According to data from Baker Hughes, the number of rigs in the country lessened by 34, or 3.44%, on the week ending 17th April. The number now stands at 954. This is 877 less than in April 2014.
So what are the perspectives for the pair? On Friday the NZD/CAD broke from the trend line. I’m inclined to reckon the rate will go up to 0.9460 and renew a reduction to 0.9018 due to the growth in the price of oil. Brent oil at the current price model has gained traction and the potential to grow to 72.65 by the middle of May.
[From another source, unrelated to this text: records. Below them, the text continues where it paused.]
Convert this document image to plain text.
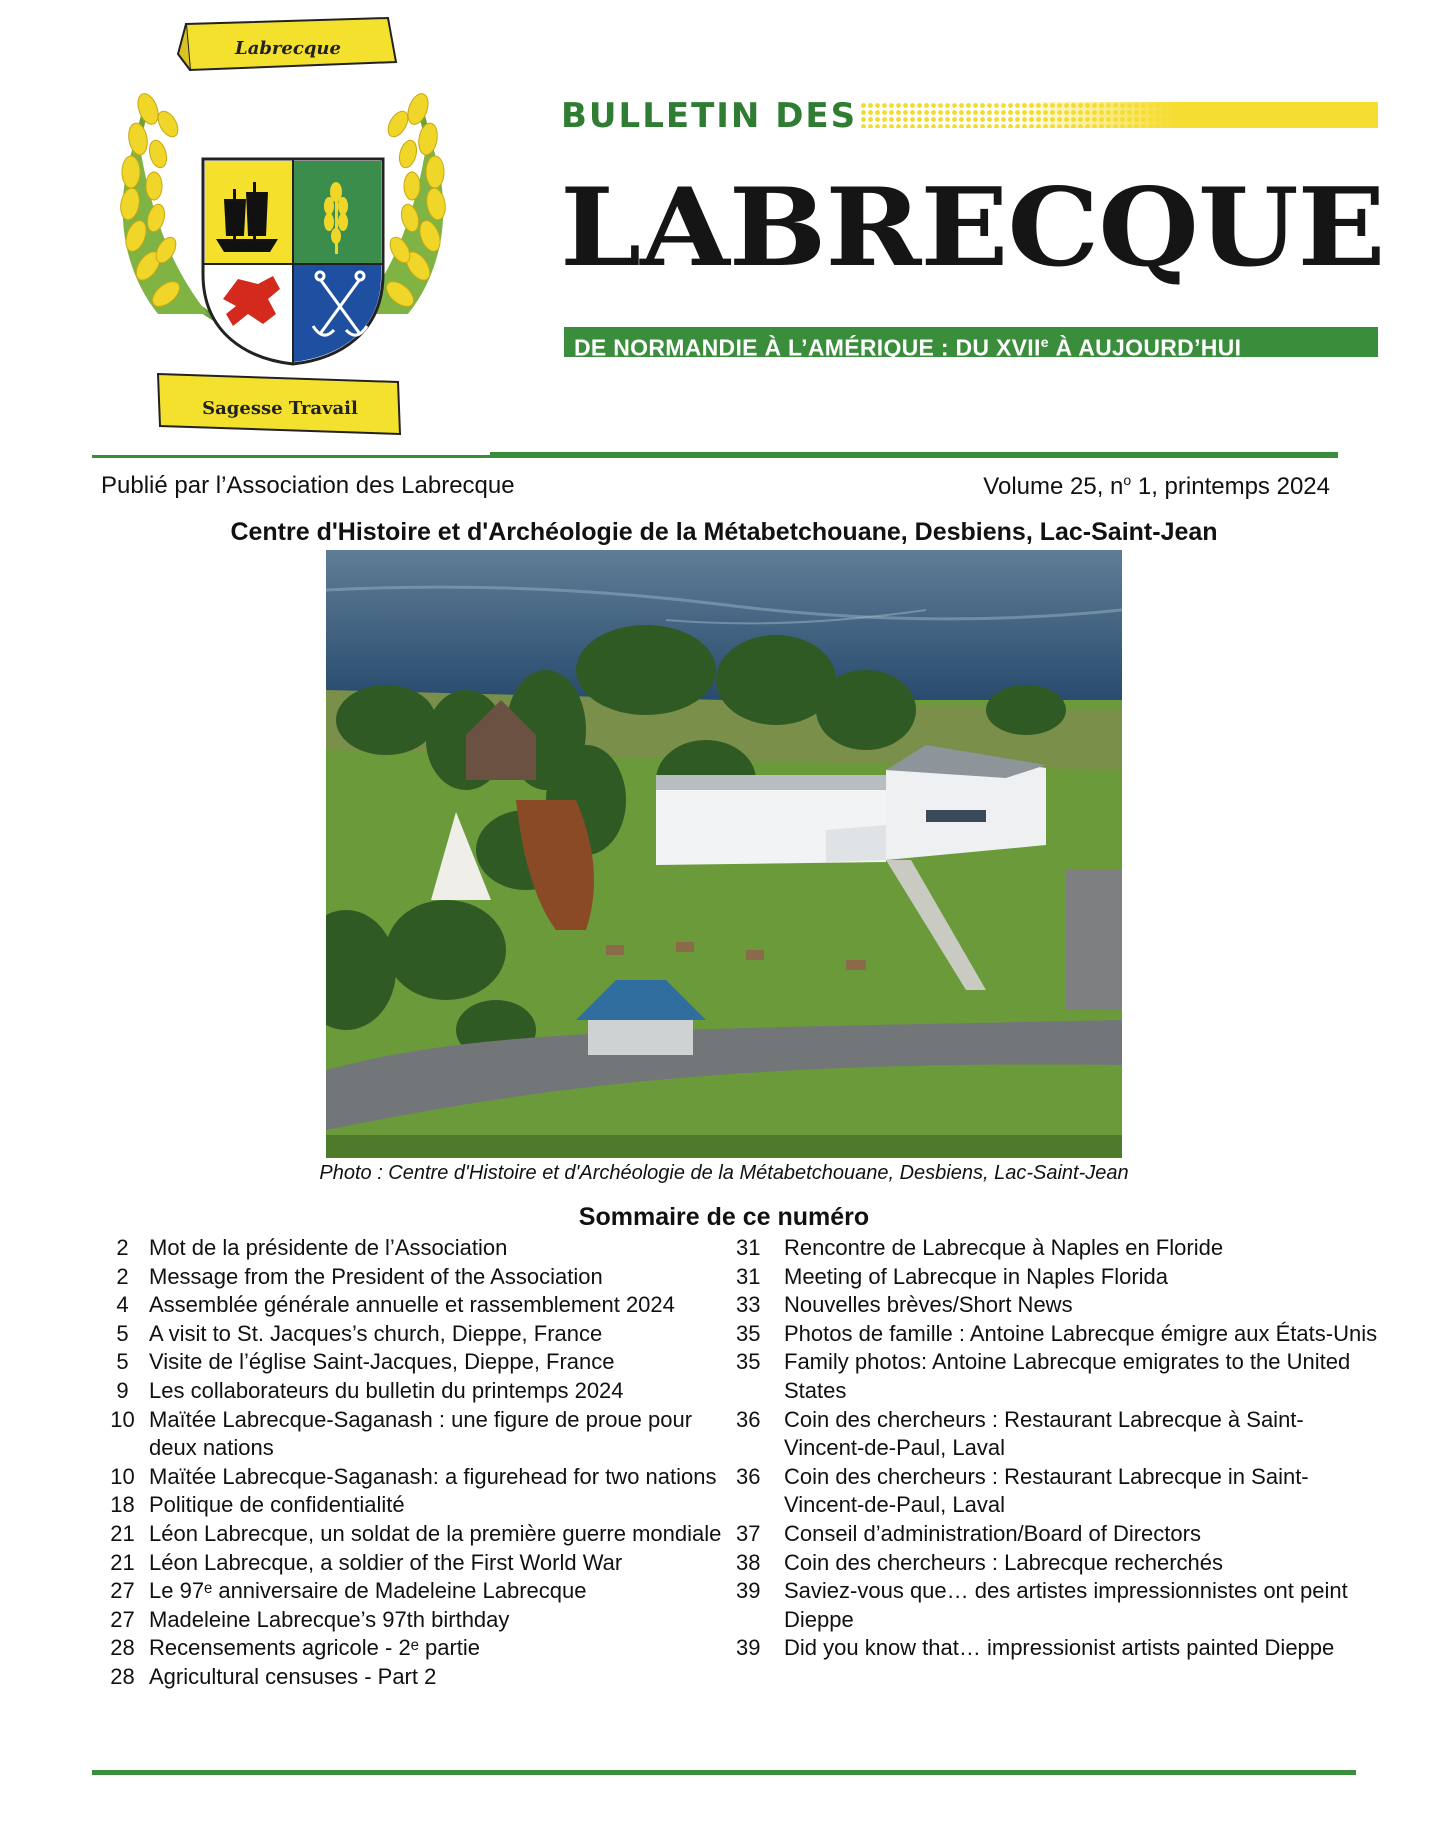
Labrecque
Sagesse Travail
BULLETIN DES
LABRECQUE
DE NORMANDIE À L’AMÉRIQUE : DU XVIIe À AUJOURD’HUI
Publié par l’Association des Labrecque	Volume 25, $n^o$ 1, printemps 2024
Centre d'Histoire et d'Archéologie de la Métabetchouane, Desbiens, Lac-Saint-Jean
Photo : Centre d'Histoire et d'Archéologie de la Métabetchouane, Desbiens, Lac-Saint-Jean
Sommaire de ce numéro
2 Mot de la présidente de l’Association
2 Message from the President of the Association
4 Assemblée générale annuelle et rassemblement 2024
5 A visit to St. Jacques’s church, Dieppe, France
5 Visite de l’église Saint-Jacques, Dieppe, France
9 Les collaborateurs du bulletin du printemps 2024
10 Maïtée Labrecque-Saganash : une figure de proue pour deux nations
10 Maïtée Labrecque-Saganash: a figurehead for two nations
18 Politique de confidentialité
21 Léon Labrecque, un soldat de la première guerre mondiale
21 Léon Labrecque, a soldier of the First World War
27 Le 97ᵉ anniversaire de Madeleine Labrecque
27 Madeleine Labrecque’s 97th birthday
28 Recensements agricole - 2ᵉ partie
28 Agricultural censuses - Part 2
31	Rencontre de Labrecque à Naples en Floride
31	Meeting of Labrecque in Naples Florida
33	Nouvelles brèves/Short News
35	Photos de famille : Antoine Labrecque émigre aux États-Unis
35	Family photos: Antoine Labrecque emigrates to the United States
36	Coin des chercheurs : Restaurant Labrecque à Saint-Vincent-de-Paul, Laval
36	Coin des chercheurs : Restaurant Labrecque in Saint-Vincent-de-Paul, Laval
37	Conseil d’administration/Board of Directors
38	Coin des chercheurs : Labrecque recherchés
39	Saviez-vous que… des artistes impressionnistes ont peint Dieppe
39	Did you know that… impressionist artists painted Dieppe
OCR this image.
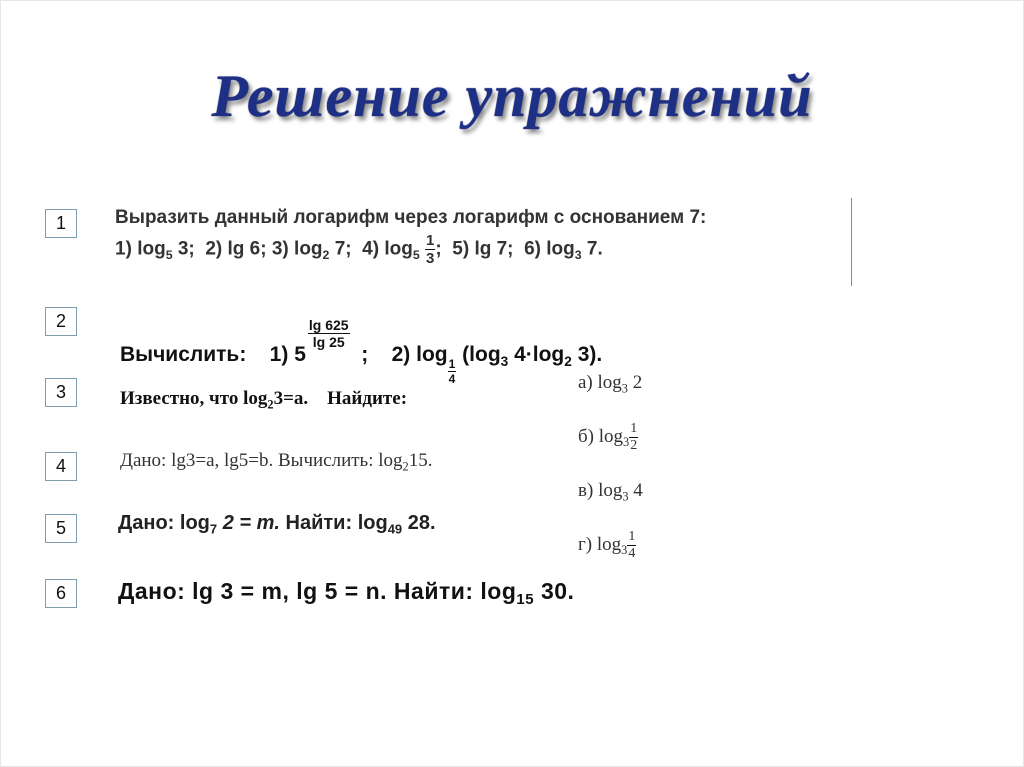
Решение упражнений
1
2
3
4
5
6
Выразить данный логарифм через логарифм с основанием 7:
1) $\log_5 3$; 2) lg 6; 3) $\log_2 7$; 4) $\log_5 \frac{1}{3}$ ; 5) lg 7; 6) $\log_3 7$.
Вычислить: 1) 5
$\frac{\lg 625}{\lg 25}$
; 2) log
$\frac{1}{4}$
($\log_3$ $4\cdot\log_2$ 3).
Известно, что $\log_23=a$. Найдите:
а) $\log_3 2$
б) $\log_3 \frac{1}{2}$
в) $\log_3 4$
г) $\log_3 \frac{1}{4}$
Дано: lg3=a, lg5=b. Вычислить: $\log_215$.
Дано: $\log_7 2 = m$. Найти: $\log_{49} 28$.
Дано: lg 3 = m, lg 5 = n. Найти: $\log_{15} 30$.
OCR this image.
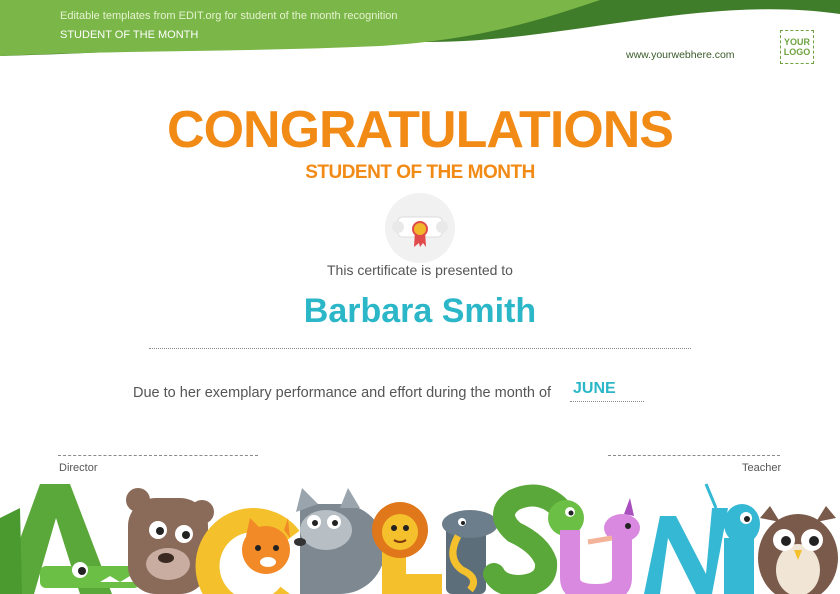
Editable templates from EDIT.org for student of the month recognition
STUDENT OF THE MONTH
www.yourwebhere.com
YOUR
LOGO
CONGRATULATIONS
STUDENT OF THE MONTH
This certificate is presented to
Barbara Smith
Due to her exemplary performance and effort during the month of JUNE
Director	Teacher
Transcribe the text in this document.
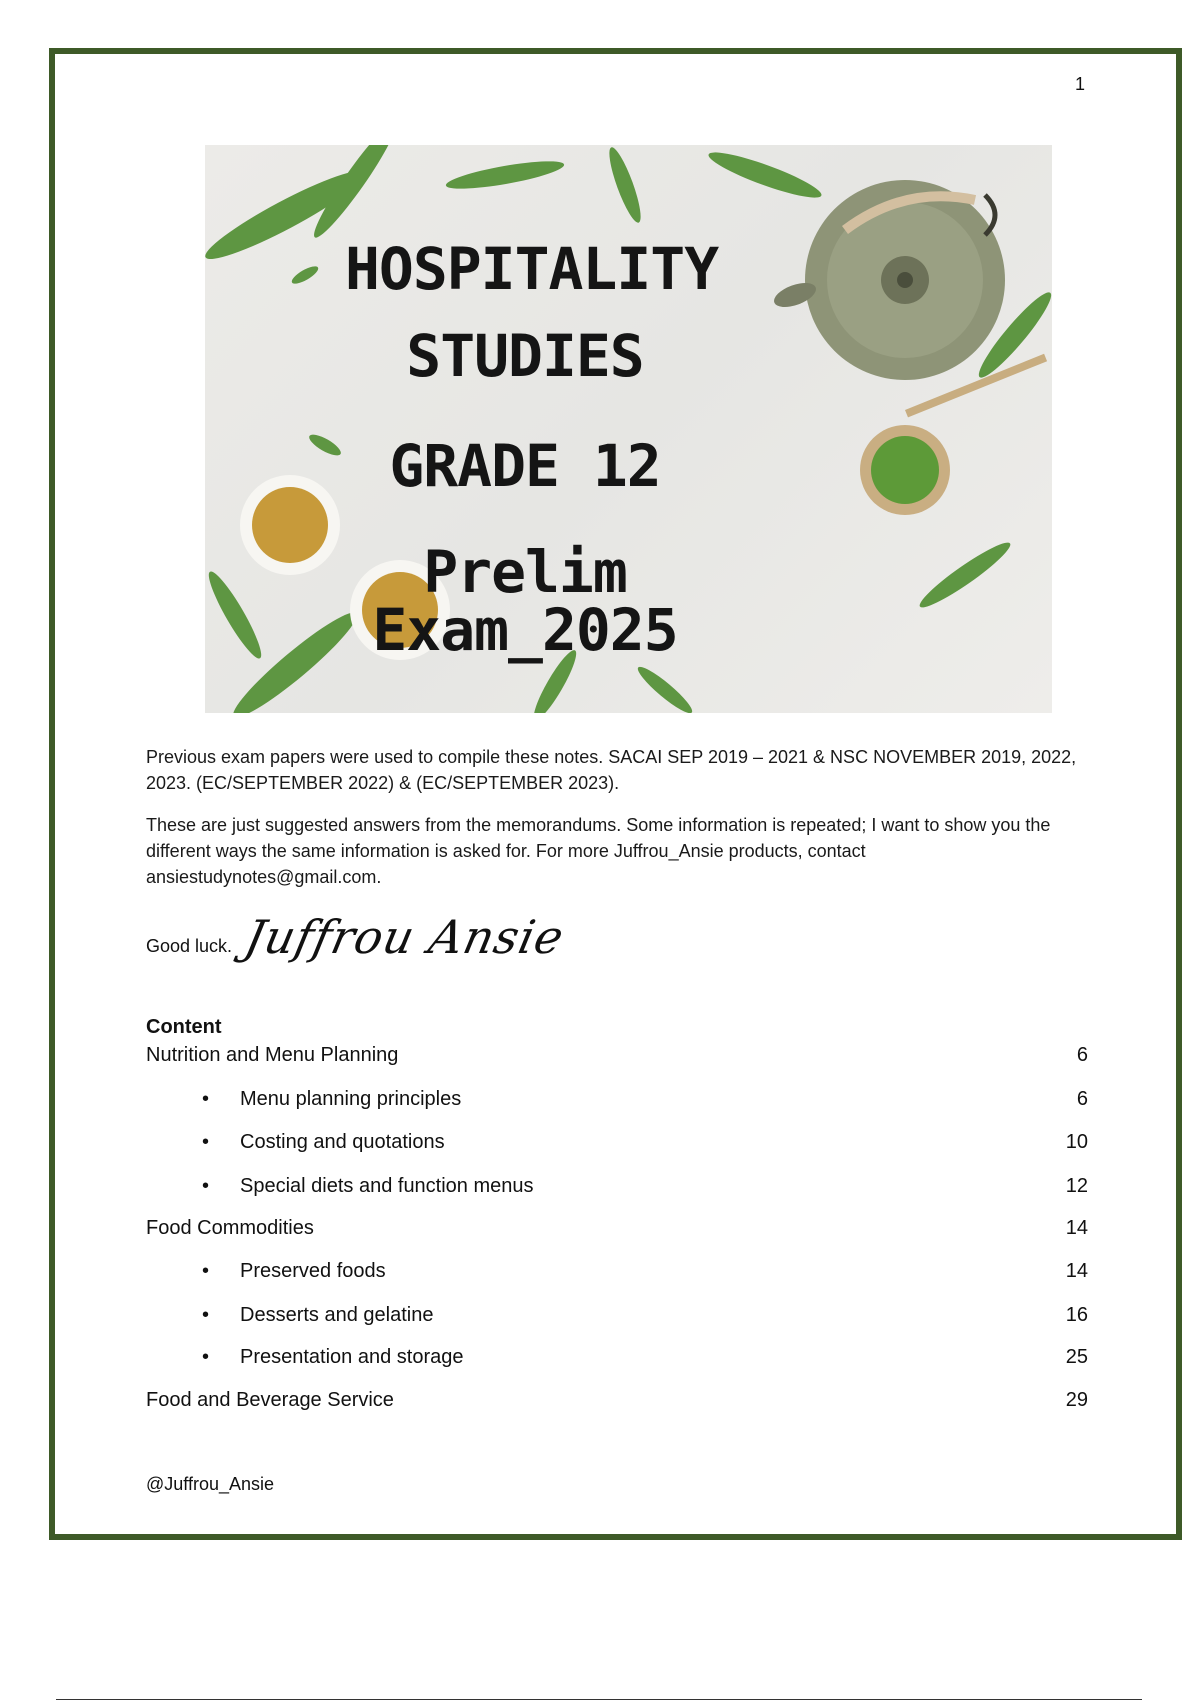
1
HOSPITALITY
STUDIES
GRADE 12
Prelim Exam_2025
Previous exam papers were used to compile these notes. SACAI SEP 2019 – 2021 & NSC NOVEMBER 2019, 2022, 2023. (EC/SEPTEMBER 2022) & (EC/SEPTEMBER 2023).
These are just suggested answers from the memorandums. Some information is repeated; I want to show you the different ways the same information is asked for. For more Juffrou_Ansie products, contact ansiestudynotes@gmail.com.
Good luck. Juffrou Ansie
Content
Nutrition and Menu Planning	6
• Menu planning principles	6
• Costing and quotations	10
• Special diets and function menus	12
Food Commodities	14
• Preserved foods	14
• Desserts and gelatine	16
• Presentation and storage	25
Food and Beverage Service	29
@Juffrou_Ansie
The Bank of Canada has reassessed its GDP forecasts. The Central Bank reckons that economic growth will start to gather pace after the second quarter. It put up its forecast for Q2 from 1.5% to 1.8% and from 2.0% to 2.8% in Q3. If Canadian stats don’t disappoint investors, the Canadian will feel better than the New Zealander.
Whilst the price is above the trend line, inside the day it’s possible to work against the Canadian dollar. If the pair grows to above 0.9480 it’s be better to stave off selling. The basic idea is a reduction of the pair to 0.9018. Here I’m considering a W-form model on the weekly graph.